Access the Pulumi stack

  1. Activate the restricted-admin-data AWS role (see instructions if this isn't already configured).
  2. Log in to the Pulumi backend with pulumi login s3://data-engineering-pulumi.analytics.justice.gov.uk.
  3. Run pulumi stack select and pick data-engineering-exports.
  4. Run pulumi stack to check you can see what's currently deployed.
  5. Run pulumi preview to check the resources look correct. Use the --diff flag to see details.

You may see changes to update the local archive path, which can be ignored. If you are using a different version of pulumi-aws to the current deplyment you may see changes relating to the provider, you can avoid these by installing the specific version curently in use, for example, pip install --force-reinstall pulumi-aws==5.40.0.

  1. Deploy the changes with pulumi up (there's a ticket to automate the deployment).

You may also need to set export PULUMI_CONFIG_PASSPHRASE="" if you've changed this for other projects.

  1. Ask the user to test the export. This should include making sure the destination system gets the test file, as we can't see the destination buckets ourselves.

Running tests

There are normal unit tests that mock Pulumi resources. There is also an end-to-end test that uses Localstack, which creates a mock AWS environment.

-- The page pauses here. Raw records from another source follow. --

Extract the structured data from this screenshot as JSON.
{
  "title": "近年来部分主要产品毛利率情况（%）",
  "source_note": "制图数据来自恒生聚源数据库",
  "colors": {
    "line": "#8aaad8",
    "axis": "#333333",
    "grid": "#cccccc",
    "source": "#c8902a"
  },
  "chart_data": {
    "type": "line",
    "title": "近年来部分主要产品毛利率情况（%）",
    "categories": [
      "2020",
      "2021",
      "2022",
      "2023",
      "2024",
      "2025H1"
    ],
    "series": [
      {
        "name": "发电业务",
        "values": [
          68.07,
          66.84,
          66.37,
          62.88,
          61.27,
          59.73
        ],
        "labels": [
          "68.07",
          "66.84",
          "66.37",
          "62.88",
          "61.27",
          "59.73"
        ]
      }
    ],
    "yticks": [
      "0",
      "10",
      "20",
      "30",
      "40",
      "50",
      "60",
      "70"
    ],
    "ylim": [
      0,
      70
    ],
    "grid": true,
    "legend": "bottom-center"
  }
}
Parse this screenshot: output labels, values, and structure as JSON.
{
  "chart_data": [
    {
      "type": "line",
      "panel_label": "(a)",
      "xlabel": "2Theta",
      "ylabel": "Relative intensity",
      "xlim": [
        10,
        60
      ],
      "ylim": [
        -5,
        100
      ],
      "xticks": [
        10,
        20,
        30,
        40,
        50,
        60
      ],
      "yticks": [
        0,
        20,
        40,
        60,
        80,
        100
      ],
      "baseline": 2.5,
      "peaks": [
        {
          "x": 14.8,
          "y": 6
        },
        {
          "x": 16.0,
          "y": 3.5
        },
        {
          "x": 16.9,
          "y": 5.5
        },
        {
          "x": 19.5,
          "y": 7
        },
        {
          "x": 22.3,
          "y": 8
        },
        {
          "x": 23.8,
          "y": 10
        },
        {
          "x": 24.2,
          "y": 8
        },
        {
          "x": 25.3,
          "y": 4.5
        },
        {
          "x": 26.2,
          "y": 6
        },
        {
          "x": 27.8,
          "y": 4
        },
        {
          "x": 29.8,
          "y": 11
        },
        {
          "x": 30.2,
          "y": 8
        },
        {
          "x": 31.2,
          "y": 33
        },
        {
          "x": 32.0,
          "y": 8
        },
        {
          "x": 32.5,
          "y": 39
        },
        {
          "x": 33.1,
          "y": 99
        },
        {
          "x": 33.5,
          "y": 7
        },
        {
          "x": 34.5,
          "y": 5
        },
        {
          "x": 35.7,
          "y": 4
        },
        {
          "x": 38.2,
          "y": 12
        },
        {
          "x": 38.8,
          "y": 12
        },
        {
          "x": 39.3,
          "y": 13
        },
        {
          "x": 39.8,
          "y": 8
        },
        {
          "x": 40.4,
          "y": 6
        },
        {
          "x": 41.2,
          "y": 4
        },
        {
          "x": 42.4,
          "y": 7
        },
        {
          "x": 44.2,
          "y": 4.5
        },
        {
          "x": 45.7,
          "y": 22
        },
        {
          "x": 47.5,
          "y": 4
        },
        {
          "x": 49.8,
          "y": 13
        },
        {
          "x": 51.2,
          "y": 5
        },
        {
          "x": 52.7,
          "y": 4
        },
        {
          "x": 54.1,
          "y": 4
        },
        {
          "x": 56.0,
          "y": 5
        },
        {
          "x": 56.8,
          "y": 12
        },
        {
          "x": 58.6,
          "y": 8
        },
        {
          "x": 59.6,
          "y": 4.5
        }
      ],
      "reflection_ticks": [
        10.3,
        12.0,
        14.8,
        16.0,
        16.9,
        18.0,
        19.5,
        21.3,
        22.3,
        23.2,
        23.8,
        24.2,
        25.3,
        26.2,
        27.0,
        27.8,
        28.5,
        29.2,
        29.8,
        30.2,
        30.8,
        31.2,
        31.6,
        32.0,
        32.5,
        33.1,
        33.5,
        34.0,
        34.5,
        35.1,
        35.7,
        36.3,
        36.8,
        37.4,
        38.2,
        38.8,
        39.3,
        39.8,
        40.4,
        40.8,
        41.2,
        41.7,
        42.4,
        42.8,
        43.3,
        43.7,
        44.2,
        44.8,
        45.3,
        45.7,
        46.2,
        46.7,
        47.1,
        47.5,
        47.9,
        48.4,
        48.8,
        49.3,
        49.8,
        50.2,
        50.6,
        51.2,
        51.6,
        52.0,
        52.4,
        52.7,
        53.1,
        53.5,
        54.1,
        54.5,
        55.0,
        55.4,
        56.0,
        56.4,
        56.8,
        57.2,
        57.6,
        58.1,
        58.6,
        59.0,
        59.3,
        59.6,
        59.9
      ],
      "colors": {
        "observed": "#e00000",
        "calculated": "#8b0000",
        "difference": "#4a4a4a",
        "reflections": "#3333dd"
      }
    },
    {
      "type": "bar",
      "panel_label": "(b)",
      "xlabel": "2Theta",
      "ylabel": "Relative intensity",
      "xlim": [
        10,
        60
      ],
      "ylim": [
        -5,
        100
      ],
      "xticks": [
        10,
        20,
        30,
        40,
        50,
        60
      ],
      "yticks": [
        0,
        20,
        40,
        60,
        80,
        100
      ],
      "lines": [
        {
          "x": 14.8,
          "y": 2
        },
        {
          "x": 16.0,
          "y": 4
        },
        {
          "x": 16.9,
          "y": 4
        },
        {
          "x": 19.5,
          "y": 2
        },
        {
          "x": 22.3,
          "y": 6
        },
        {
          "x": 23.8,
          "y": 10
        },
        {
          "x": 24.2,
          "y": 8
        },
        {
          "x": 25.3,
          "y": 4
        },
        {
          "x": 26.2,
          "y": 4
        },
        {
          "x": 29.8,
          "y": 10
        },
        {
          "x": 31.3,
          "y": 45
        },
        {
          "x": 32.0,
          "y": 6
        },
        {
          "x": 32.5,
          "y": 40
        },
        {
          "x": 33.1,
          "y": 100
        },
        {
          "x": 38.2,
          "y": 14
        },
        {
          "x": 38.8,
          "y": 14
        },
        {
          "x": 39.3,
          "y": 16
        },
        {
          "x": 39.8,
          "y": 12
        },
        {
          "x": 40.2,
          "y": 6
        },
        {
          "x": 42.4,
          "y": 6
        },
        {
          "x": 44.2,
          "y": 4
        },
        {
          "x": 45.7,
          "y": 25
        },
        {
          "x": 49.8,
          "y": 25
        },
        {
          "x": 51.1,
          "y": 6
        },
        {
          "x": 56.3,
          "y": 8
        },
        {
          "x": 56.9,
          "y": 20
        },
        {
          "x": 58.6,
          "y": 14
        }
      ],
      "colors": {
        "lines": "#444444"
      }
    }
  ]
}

The test infrastructure should behave like real resources, but none of it needs access to a real AWS account.

The tests should run automatically when you open a pull request.

To run just the unit tests, run pytest tests -vv -k "not end_to_end" -W ignore::DeprecationWarning

To include the end-to-end test:

  1. install and open Docker
  2. install packages from the dev requirements file: pip install -r requirements-dev.txt
  3. navigate to your project directory and activate your virtual environment
  4. in your terminal, run docker-compose up
  5. open another terminal window and again navigate to your project directory
  6. log into your local Pulumi backend with pulumi login --local (so it doesn't try to connect to our S3-stored Pulumi backends)
  7. run tests with pytest tests -vv -W ignore::DeprecationWarning

If you get warnings that Other threads are currently calling into gRPC, skipping fork() handlers, you can suppress them by setting export GRPC_ENABLE_FORK_SUPPORT=0.

If you have problems with the tests, try restarting Localstack between test runs. In its terminal window, press ctrl-c to stop it, then run localstack start again. You shouldn't have to do this, as resources will be destroyed after each test run, but it can be useful as it will completely destroy and recreate your fake AWS environment.